Black Hole Entropy Function, Attractors and Precision Counting of Microstates

TL;DR

Ashoke Sen’s notes unify the macroscopic and microscopic perspectives on extremal black hole entropy through the entropy function formalism and exact dyon counting in N=4 theories. The approach reduces entropy computation to algebraic extremization of an entropy function, demonstrates attractor behavior independent of asymptotic moduli, and shows that higher-derivative corrections (e.g., Gauss–Bonnet) and AdS$_3$-based arguments yield controlled corrections consistent with dualities. The microscopic side computes precise dyon degeneracies via modular forms, holographic Cardy-type growth, and a full partition function that factors into KK-monopole, COM, and relative D1–D5 motion, including walls of marginal stability and duality transformations. The results show striking agreement between S_BH and S_stat across large charge regimes and clarify how multi-centered black holes account for jumps in degeneracy across walls. The framework provides a robust, duality-invariant bridge between gravitational entropy and stringy microstates, with implications for precision tests of holography and nonperturbative quantum gravity.

Abstract

In these lecture notes we describe recent progress in our understanding of attractor mechanism and entropy of extremal black holes based on the entropy function formalism.

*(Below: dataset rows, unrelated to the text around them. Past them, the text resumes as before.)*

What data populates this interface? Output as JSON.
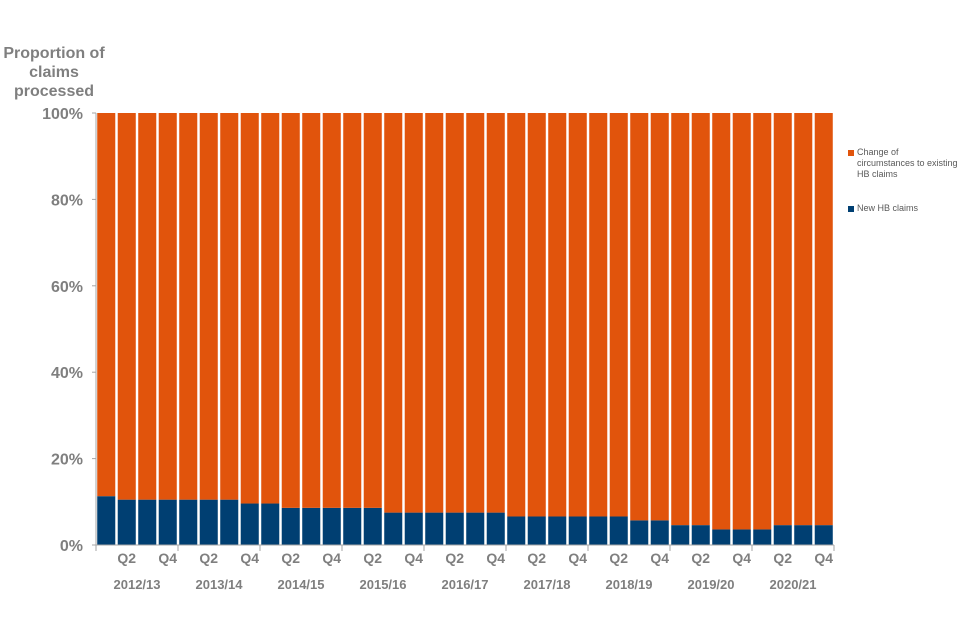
{
  "chart_data": {
    "type": "bar",
    "stacked": true,
    "ylabel": "Proportion of claims processed",
    "ylim": [
      0,
      100
    ],
    "yticks": [
      "0%",
      "20%",
      "40%",
      "60%",
      "80%",
      "100%"
    ],
    "quarter_labels": [
      "Q2",
      "Q4"
    ],
    "years": [
      "2012/13",
      "2013/14",
      "2014/15",
      "2015/16",
      "2016/17",
      "2017/18",
      "2018/19",
      "2019/20",
      "2020/21"
    ],
    "categories": [
      "2012/13 Q1",
      "2012/13 Q2",
      "2012/13 Q3",
      "2012/13 Q4",
      "2013/14 Q1",
      "2013/14 Q2",
      "2013/14 Q3",
      "2013/14 Q4",
      "2014/15 Q1",
      "2014/15 Q2",
      "2014/15 Q3",
      "2014/15 Q4",
      "2015/16 Q1",
      "2015/16 Q2",
      "2015/16 Q3",
      "2015/16 Q4",
      "2016/17 Q1",
      "2016/17 Q2",
      "2016/17 Q3",
      "2016/17 Q4",
      "2017/18 Q1",
      "2017/18 Q2",
      "2017/18 Q3",
      "2017/18 Q4",
      "2018/19 Q1",
      "2018/19 Q2",
      "2018/19 Q3",
      "2018/19 Q4",
      "2019/20 Q1",
      "2019/20 Q2",
      "2019/20 Q3",
      "2019/20 Q4",
      "2020/21 Q1",
      "2020/21 Q2",
      "2020/21 Q3",
      "2020/21 Q4"
    ],
    "series": [
      {
        "name": "New HB claims",
        "color": "#003f72",
        "values": [
          11.3,
          10.5,
          10.5,
          10.5,
          10.5,
          10.5,
          10.5,
          9.6,
          9.6,
          8.6,
          8.6,
          8.6,
          8.6,
          8.6,
          7.5,
          7.5,
          7.5,
          7.5,
          7.5,
          7.5,
          6.6,
          6.6,
          6.6,
          6.6,
          6.6,
          6.6,
          5.7,
          5.7,
          4.6,
          4.6,
          3.6,
          3.6,
          3.6,
          4.6,
          4.6,
          4.6
        ]
      },
      {
        "name": "Change of circumstances to existing HB claims",
        "color": "#e1540c",
        "values": [
          88.7,
          89.5,
          89.5,
          89.5,
          89.5,
          89.5,
          89.5,
          90.4,
          90.4,
          91.4,
          91.4,
          91.4,
          91.4,
          91.4,
          92.5,
          92.5,
          92.5,
          92.5,
          92.5,
          92.5,
          93.4,
          93.4,
          93.4,
          93.4,
          93.4,
          93.4,
          94.3,
          94.3,
          95.4,
          95.4,
          96.4,
          96.4,
          96.4,
          95.4,
          95.4,
          95.4
        ]
      }
    ],
    "legend": [
      "Change of circumstances to existing HB claims",
      "New HB claims"
    ],
    "legend_position": "right",
    "grid": false
  }
}
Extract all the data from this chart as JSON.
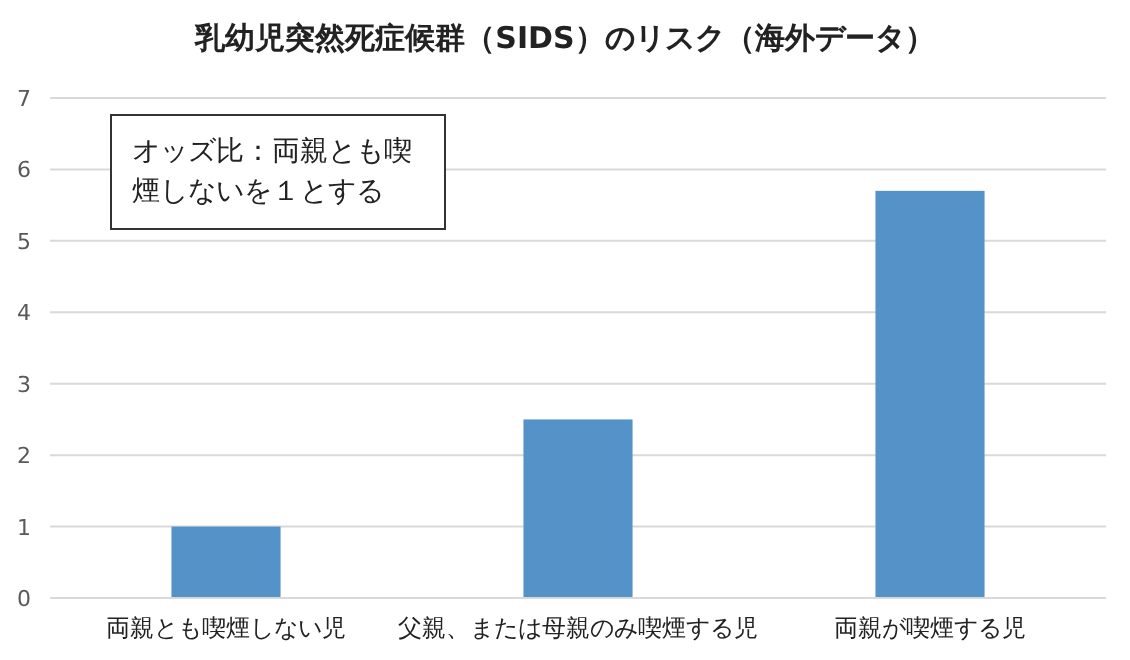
{
  "chart_data": {
    "type": "bar",
    "title": "乳幼児突然死症候群（SIDS）のリスク（海外データ）",
    "categories": [
      "両親とも喫煙しない児",
      "父親、または母親のみ喫煙する児",
      "両親が喫煙する児"
    ],
    "values": [
      1,
      2.5,
      5.7
    ],
    "color": "#5592c8",
    "ylim": [
      0,
      7
    ],
    "yticks": [
      0,
      1,
      2,
      3,
      4,
      5,
      6,
      7
    ],
    "grid": "y",
    "annotations": [
      "オッズ比：両親とも喫煙しないを１とする"
    ]
  }
}
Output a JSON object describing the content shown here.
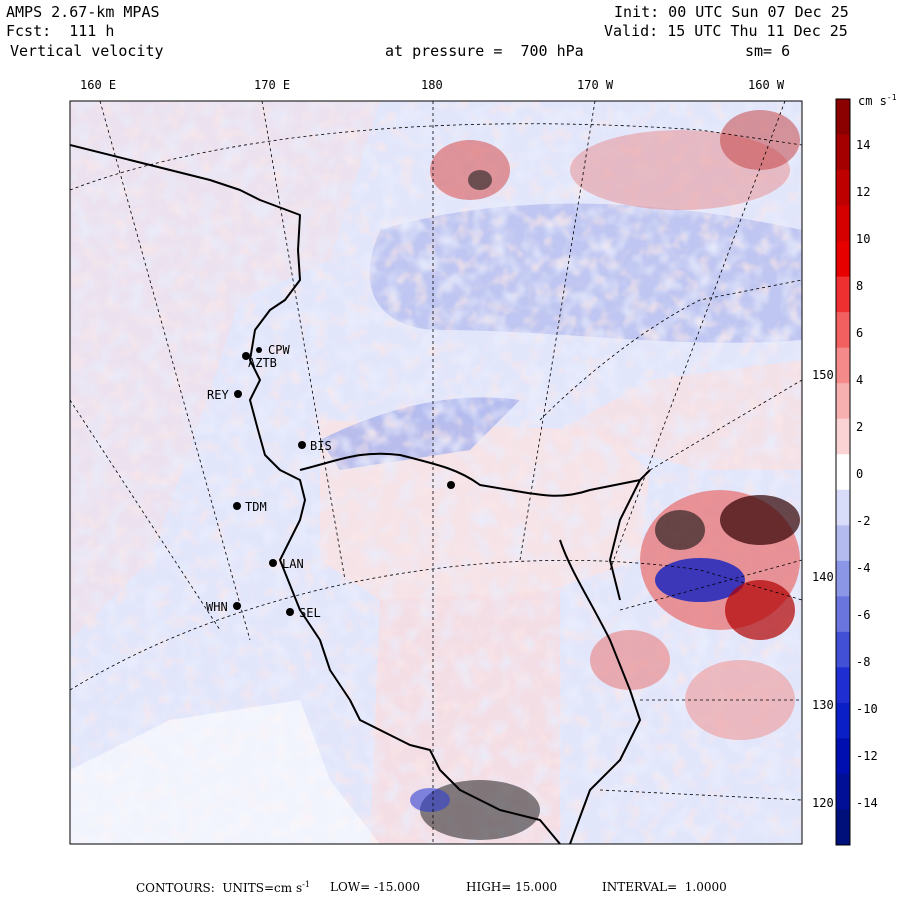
{
  "header": {
    "model": "AMPS 2.67-km MPAS",
    "forecast": "Fcst:  111 h",
    "field": "Vertical velocity",
    "init": "Init: 00 UTC Sun 07 Dec 25",
    "valid": "Valid: 15 UTC Thu 11 Dec 25",
    "pressure": "at pressure =  700 hPa",
    "smoothing": "sm= 6"
  },
  "map": {
    "longitude_labels": [
      "160 E",
      "170 E",
      "180",
      "170 W",
      "160 W"
    ],
    "latitude_labels": [
      "150 W",
      "140 W",
      "130 W",
      "120 W"
    ],
    "stations": [
      "CPW",
      "AZTB",
      "REY",
      "BIS",
      "TDM",
      "LAN",
      "WHN",
      "SEL"
    ]
  },
  "colorbar": {
    "unit": "cm s",
    "unit_exp": "-1",
    "labels": [
      "14",
      "12",
      "10",
      "8",
      "6",
      "4",
      "2",
      "0",
      "-2",
      "-4",
      "-6",
      "-8",
      "-10",
      "-12",
      "-14"
    ],
    "colors": [
      "#8b0000",
      "#a50000",
      "#bf0000",
      "#d40000",
      "#e60000",
      "#ef3030",
      "#f26060",
      "#f48a8a",
      "#f7b0b0",
      "#fad4d4",
      "#ffffff",
      "#d8dcf8",
      "#b4bcef",
      "#8c96e6",
      "#6a75dd",
      "#4150d4",
      "#1e2ed0",
      "#0b1fc6",
      "#0010b0",
      "#000f96",
      "#00107a"
    ]
  },
  "footer": {
    "contours_label": "CONTOURS:  UNITS=cm s",
    "unit_exp": "-1",
    "low": "LOW= -15.000",
    "high": "HIGH= 15.000",
    "interval": "INTERVAL=  1.0000"
  }
}
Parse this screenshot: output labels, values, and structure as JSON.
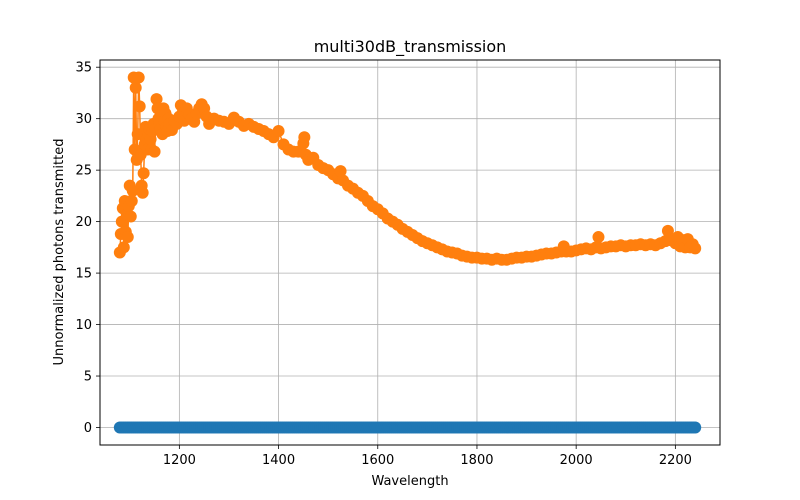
{
  "chart_data": {
    "type": "scatter",
    "title": "multi30dB_transmission",
    "xlabel": "Wavelength",
    "ylabel": "Unnormalized photons transmitted",
    "xlim": [
      1040,
      2290
    ],
    "ylim": [
      -1.7,
      35.7
    ],
    "xticks": [
      1200,
      1400,
      1600,
      1800,
      2000,
      2200
    ],
    "yticks": [
      0,
      5,
      10,
      15,
      20,
      25,
      30,
      35
    ],
    "grid": true,
    "colors": {
      "series_0": "#1f77b4",
      "series_1": "#ff7f0e"
    },
    "series": [
      {
        "x_range": [
          1080,
          2240
        ],
        "value": 0,
        "markers": true,
        "line": true
      },
      {
        "markers": true,
        "line": true,
        "points": [
          [
            1080,
            17.0
          ],
          [
            1082,
            18.8
          ],
          [
            1084,
            20.0
          ],
          [
            1086,
            21.3
          ],
          [
            1088,
            17.5
          ],
          [
            1090,
            22.0
          ],
          [
            1092,
            19.0
          ],
          [
            1094,
            20.7
          ],
          [
            1096,
            18.5
          ],
          [
            1098,
            21.5
          ],
          [
            1100,
            23.5
          ],
          [
            1102,
            20.5
          ],
          [
            1104,
            22.0
          ],
          [
            1106,
            23.0
          ],
          [
            1108,
            34.0
          ],
          [
            1110,
            27.0
          ],
          [
            1112,
            33.0
          ],
          [
            1114,
            26.0
          ],
          [
            1116,
            28.5
          ],
          [
            1118,
            34.0
          ],
          [
            1120,
            31.2
          ],
          [
            1122,
            26.5
          ],
          [
            1124,
            23.5
          ],
          [
            1126,
            22.8
          ],
          [
            1128,
            24.7
          ],
          [
            1130,
            27.5
          ],
          [
            1132,
            29.2
          ],
          [
            1134,
            28.0
          ],
          [
            1136,
            27.0
          ],
          [
            1138,
            28.5
          ],
          [
            1140,
            29.0
          ],
          [
            1142,
            28.0
          ],
          [
            1144,
            27.0
          ],
          [
            1146,
            28.8
          ],
          [
            1148,
            29.5
          ],
          [
            1150,
            26.8
          ],
          [
            1152,
            29.0
          ],
          [
            1154,
            31.9
          ],
          [
            1156,
            31.0
          ],
          [
            1158,
            30.0
          ],
          [
            1160,
            29.5
          ],
          [
            1162,
            29.0
          ],
          [
            1164,
            30.5
          ],
          [
            1166,
            28.5
          ],
          [
            1168,
            31.0
          ],
          [
            1170,
            29.8
          ],
          [
            1172,
            30.5
          ],
          [
            1174,
            29.2
          ],
          [
            1176,
            28.8
          ],
          [
            1178,
            30.0
          ],
          [
            1180,
            29.5
          ],
          [
            1185,
            28.9
          ],
          [
            1190,
            29.8
          ],
          [
            1195,
            29.5
          ],
          [
            1200,
            30.2
          ],
          [
            1203,
            31.3
          ],
          [
            1206,
            30.5
          ],
          [
            1210,
            29.8
          ],
          [
            1215,
            31.0
          ],
          [
            1220,
            30.4
          ],
          [
            1225,
            30.0
          ],
          [
            1230,
            29.7
          ],
          [
            1235,
            30.5
          ],
          [
            1240,
            31.0
          ],
          [
            1245,
            31.4
          ],
          [
            1250,
            31.0
          ],
          [
            1255,
            30.2
          ],
          [
            1260,
            29.5
          ],
          [
            1270,
            30.0
          ],
          [
            1280,
            29.8
          ],
          [
            1290,
            29.7
          ],
          [
            1300,
            29.5
          ],
          [
            1310,
            30.1
          ],
          [
            1320,
            29.7
          ],
          [
            1330,
            29.3
          ],
          [
            1340,
            29.5
          ],
          [
            1350,
            29.2
          ],
          [
            1360,
            29.0
          ],
          [
            1370,
            28.8
          ],
          [
            1380,
            28.5
          ],
          [
            1390,
            28.2
          ],
          [
            1400,
            28.8
          ],
          [
            1410,
            27.5
          ],
          [
            1420,
            27.0
          ],
          [
            1430,
            26.8
          ],
          [
            1440,
            26.8
          ],
          [
            1450,
            27.6
          ],
          [
            1452,
            28.2
          ],
          [
            1455,
            26.5
          ],
          [
            1460,
            26.0
          ],
          [
            1470,
            26.2
          ],
          [
            1480,
            25.5
          ],
          [
            1490,
            25.2
          ],
          [
            1500,
            25.0
          ],
          [
            1510,
            24.6
          ],
          [
            1520,
            24.2
          ],
          [
            1525,
            24.9
          ],
          [
            1530,
            24.0
          ],
          [
            1540,
            23.5
          ],
          [
            1550,
            23.2
          ],
          [
            1560,
            22.8
          ],
          [
            1570,
            22.5
          ],
          [
            1580,
            22.0
          ],
          [
            1590,
            21.5
          ],
          [
            1600,
            21.2
          ],
          [
            1610,
            20.8
          ],
          [
            1620,
            20.3
          ],
          [
            1630,
            20.0
          ],
          [
            1640,
            19.7
          ],
          [
            1650,
            19.3
          ],
          [
            1660,
            19.0
          ],
          [
            1670,
            18.7
          ],
          [
            1680,
            18.4
          ],
          [
            1690,
            18.1
          ],
          [
            1700,
            17.9
          ],
          [
            1710,
            17.7
          ],
          [
            1720,
            17.5
          ],
          [
            1730,
            17.3
          ],
          [
            1740,
            17.1
          ],
          [
            1750,
            17.0
          ],
          [
            1760,
            16.9
          ],
          [
            1770,
            16.7
          ],
          [
            1780,
            16.6
          ],
          [
            1790,
            16.5
          ],
          [
            1800,
            16.5
          ],
          [
            1810,
            16.4
          ],
          [
            1820,
            16.4
          ],
          [
            1830,
            16.3
          ],
          [
            1840,
            16.4
          ],
          [
            1850,
            16.3
          ],
          [
            1860,
            16.3
          ],
          [
            1870,
            16.4
          ],
          [
            1880,
            16.5
          ],
          [
            1890,
            16.5
          ],
          [
            1900,
            16.6
          ],
          [
            1910,
            16.6
          ],
          [
            1920,
            16.7
          ],
          [
            1930,
            16.8
          ],
          [
            1940,
            16.9
          ],
          [
            1950,
            16.9
          ],
          [
            1960,
            17.0
          ],
          [
            1970,
            17.1
          ],
          [
            1975,
            17.6
          ],
          [
            1980,
            17.1
          ],
          [
            1990,
            17.1
          ],
          [
            2000,
            17.2
          ],
          [
            2010,
            17.3
          ],
          [
            2020,
            17.4
          ],
          [
            2030,
            17.3
          ],
          [
            2040,
            17.5
          ],
          [
            2045,
            18.5
          ],
          [
            2050,
            17.4
          ],
          [
            2060,
            17.5
          ],
          [
            2070,
            17.6
          ],
          [
            2080,
            17.6
          ],
          [
            2090,
            17.7
          ],
          [
            2100,
            17.6
          ],
          [
            2110,
            17.7
          ],
          [
            2120,
            17.7
          ],
          [
            2130,
            17.8
          ],
          [
            2140,
            17.7
          ],
          [
            2150,
            17.8
          ],
          [
            2160,
            17.7
          ],
          [
            2170,
            17.9
          ],
          [
            2180,
            18.1
          ],
          [
            2185,
            19.1
          ],
          [
            2190,
            18.2
          ],
          [
            2200,
            17.9
          ],
          [
            2205,
            18.5
          ],
          [
            2210,
            17.6
          ],
          [
            2215,
            18.2
          ],
          [
            2220,
            17.5
          ],
          [
            2225,
            18.3
          ],
          [
            2230,
            17.5
          ],
          [
            2235,
            17.8
          ],
          [
            2240,
            17.4
          ]
        ]
      }
    ]
  }
}
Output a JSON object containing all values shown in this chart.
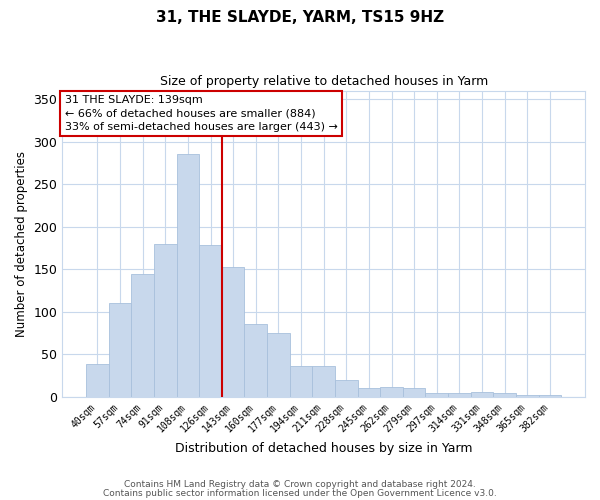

We also describe precise computation of the microscopic degeneracy of a class of quarter BPS dyons in N=4 supersymmetric string theories, and compare the statistical entropy of these dyons, expanded in inverse powers of electric and magnetic charges, with a similar expansion of the corresponding black hole entropy. This comparison is extended to include the contribution to the entropy from multi-centered black holes as well.